The State Department maintains a terrorist watch list for foreign organizations, and the Justice Department has identified domestic groups it considers unindicted co-conspirators in various terror-related prosecutions. The Muslim American Society is on neither of those lists.
But more than a dozen speakers, including Robert Spencer, a writer whose blog, Jihad Watch, is widely read in conservative foreign policy circles, said that the society and its national director, Mr. Bray, had ties to Hamas, Hezbollah and the Muslim Brotherhood. The first two are on the State Department’s list.
“Will you denounce Hamas and Hezbollah as terrorist organizations?” Mr. Spencer demanded. “Yes or no?”
Mr. Hammous said he denounced “any form of terrorism, any act of terror — by individuals, by groups, by governments.”
[…]
The tenor of the inquiry became so fraught that the meeting eventually collapsed in shouting around 11 p.m., prompting the police and security guards to ask everyone to leave.But just 20 minutes earlier, as Bill Finnegan stood at the microphone, came the meeting’s single moment of hushed silence. Mr. Finnegan said he was a Marine lance corporal, home from Afghanistan, where he had worked as a mediator with warring tribes.
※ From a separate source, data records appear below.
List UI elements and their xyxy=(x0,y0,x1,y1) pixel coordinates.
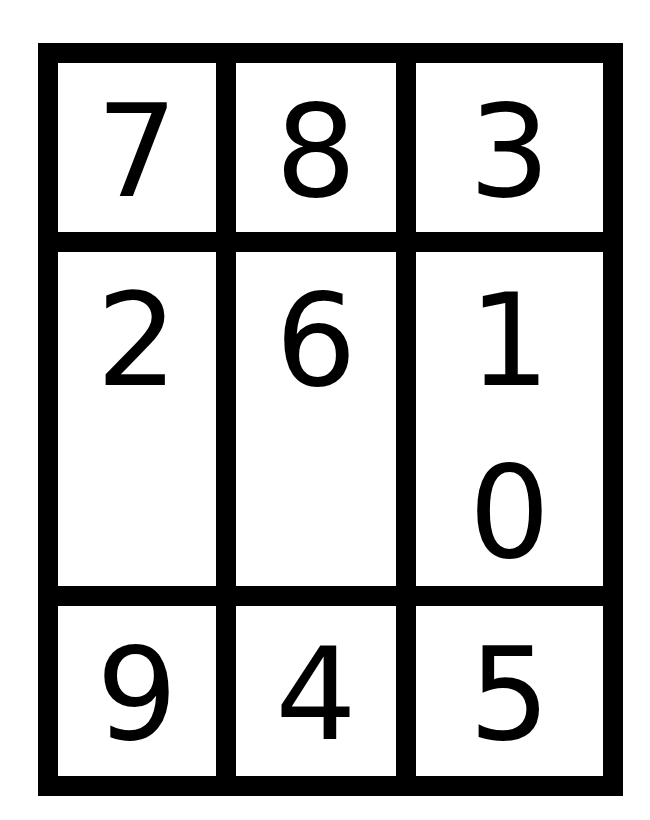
cell-value: 4 xyxy=(275,609,356,776)
cell-r2c1: 4 xyxy=(236,606,396,776)
cell-value: 9 xyxy=(96,609,177,776)
cell-r1c2: 10 xyxy=(416,252,603,586)
cell-value: 10 xyxy=(460,255,560,586)
cell-r0c1: 8 xyxy=(236,63,396,232)
cell-r2c0: 9 xyxy=(58,606,216,776)
cell-r1c1: 6 xyxy=(236,252,396,586)
number-grid-board: 7 8 3 2 6 10 9 4 5 xyxy=(38,43,623,796)
cell-value: 7 xyxy=(96,66,177,232)
cell-r1c0: 2 xyxy=(58,252,216,586)
cell-value: 6 xyxy=(275,255,356,427)
cell-r0c2: 3 xyxy=(416,63,603,232)
cell-r2c2: 5 xyxy=(416,606,603,776)
cell-r0c0: 7 xyxy=(58,63,216,232)
cell-value: 3 xyxy=(469,66,550,232)
cell-value: 8 xyxy=(275,66,356,232)
cell-value: 2 xyxy=(96,255,177,427)
cell-value: 5 xyxy=(469,609,550,776)
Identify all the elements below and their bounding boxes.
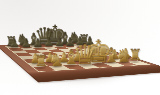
chess-set-photo: ♜♞♝♛♚♝♞♜♟♟♟♟♟♟♟♟♟♟♟♟♟♟♟♟♜♞♝♛♚♝♞♜ xyxy=(0,0,160,95)
piece-black-pawn: ♟ xyxy=(6,38,24,50)
pieces-layer: ♜♞♝♛♚♝♞♜♟♟♟♟♟♟♟♟♟♟♟♟♟♟♟♟♜♞♝♛♚♝♞♜ xyxy=(0,0,160,95)
piece-white-rook: ♜ xyxy=(30,54,53,69)
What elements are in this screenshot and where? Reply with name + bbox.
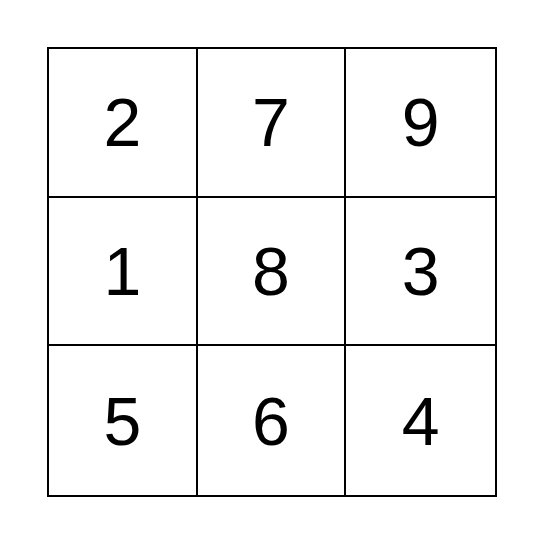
cell-r3c2[interactable]: 6 bbox=[198, 346, 347, 495]
cell-r2c3[interactable]: 3 bbox=[346, 198, 495, 347]
cell-r1c2[interactable]: 7 bbox=[198, 49, 347, 198]
cell-r3c1[interactable]: 5 bbox=[49, 346, 198, 495]
cell-r2c2[interactable]: 8 bbox=[198, 198, 347, 347]
cell-r2c1[interactable]: 1 bbox=[49, 198, 198, 347]
cell-r1c1[interactable]: 2 bbox=[49, 49, 198, 198]
number-grid-board: 2 7 9 1 8 3 5 6 4 bbox=[47, 47, 497, 497]
cell-r1c3[interactable]: 9 bbox=[346, 49, 495, 198]
cell-r3c3[interactable]: 4 bbox=[346, 346, 495, 495]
After the sustained standing ovation that followed his introduction, he turned to the Muslims on the panel: “My question to you is, will you work to form a cohesive bond with the people of this community?” The men said yes.
Then he turned to the crowd. “And will you work to form a cohesive bond with these people — your new neighbors?”
The crowd erupted in boos. “No!” someone shouted.